River Liffey (2018)
How would the River Liffey flow through the text of James Joyce’s Finnegans Wake? The Liffey exists as a leitmotif for the Wake and that is brought to the forefront in this digital work. The animation shows an algorithmically generated river flow through the 628 pages of the book, flowing continuously from the last page back to the first, as does the text. The sample video below shows the flow through page 41 of the book.
The river is calculated through a multistage process based on page images of the original text. A topographic map of the page is created using the black pixels as high ground with hills running down gradually to the white lower ground. The rate of decline is determined experimentally to allow somewhat more natural flow around corners with the river mostly flowing around words rather than through them while still letting the river cross the small saddles between letters where necessary. That is required in a book like the Wake, which has 100-letter “thunderwords” that extend beyond a full line of text and have no word breaks to flow through.

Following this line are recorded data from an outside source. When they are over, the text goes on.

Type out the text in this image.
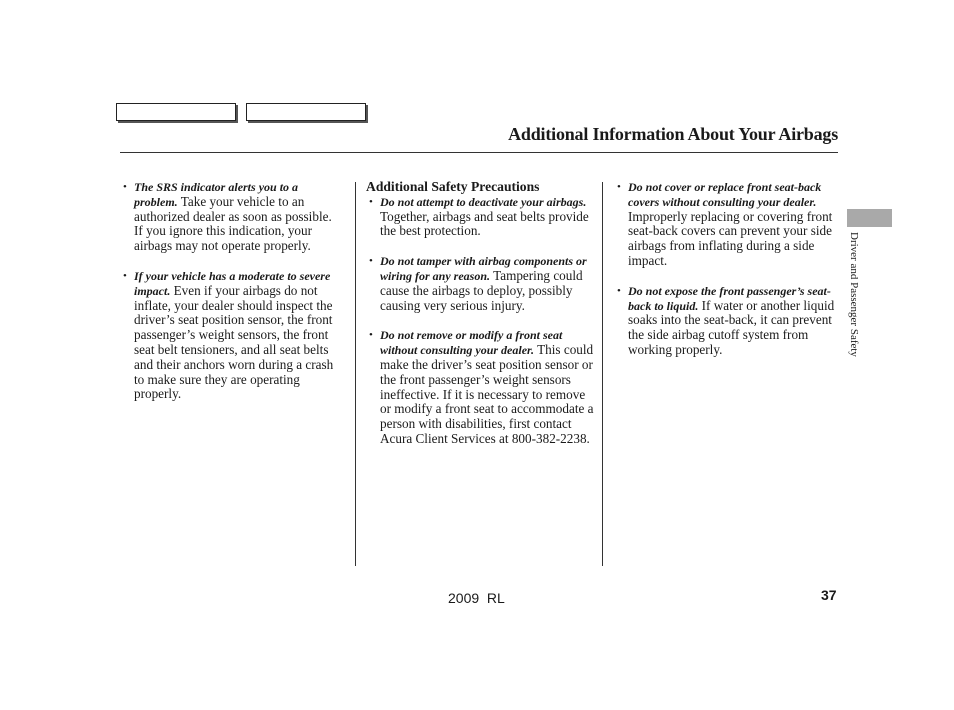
Additional Information About Your Airbags
• The SRS indicator alerts you to a problem. Take your vehicle to an authorized dealer as soon as possible. If you ignore this indication, your airbags may not operate properly.
• If your vehicle has a moderate to severe impact. Even if your airbags do not inflate, your dealer should inspect the driver’s seat position sensor, the front passenger’s weight sensors, the front seat belt tensioners, and all seat belts and their anchors worn during a crash to make sure they are operating properly.
Additional Safety Precautions
• Do not attempt to deactivate your airbags. Together, airbags and seat belts provide the best protection.
• Do not tamper with airbag components or wiring for any reason. Tampering could cause the airbags to deploy, possibly causing very serious injury.
• Do not remove or modify a front seat without consulting your dealer. This could make the driver’s seat position sensor or the front passenger’s weight sensors ineffective. If it is necessary to remove or modify a front seat to accommodate a person with disabilities, first contact Acura Client Services at 800-382-2238.
• Do not cover or replace front seat-back covers without consulting your dealer. Improperly replacing or covering front seat-back covers can prevent your side airbags from inflating during a side impact.
• Do not expose the front passenger’s seat-back to liquid. If water or another liquid soaks into the seat-back, it can prevent the side airbag cutoff system from working properly.	Driver and Passenger Safety
2009  RL	37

With the topographic map in place, a modification of the A* search algorithm is used to calculate the river path through the map, starting at the top of the page and flowing to the bottom, ensuring that the river flows consistently from one page to the next and wraps around to the beginning again.
The river is then drawn onto the page images based on the results of the search algorithm, with river width and colour variations generated along the way. For the sample video, the algorithm results were used to generate individual frames, compiled for video, but the process can run live.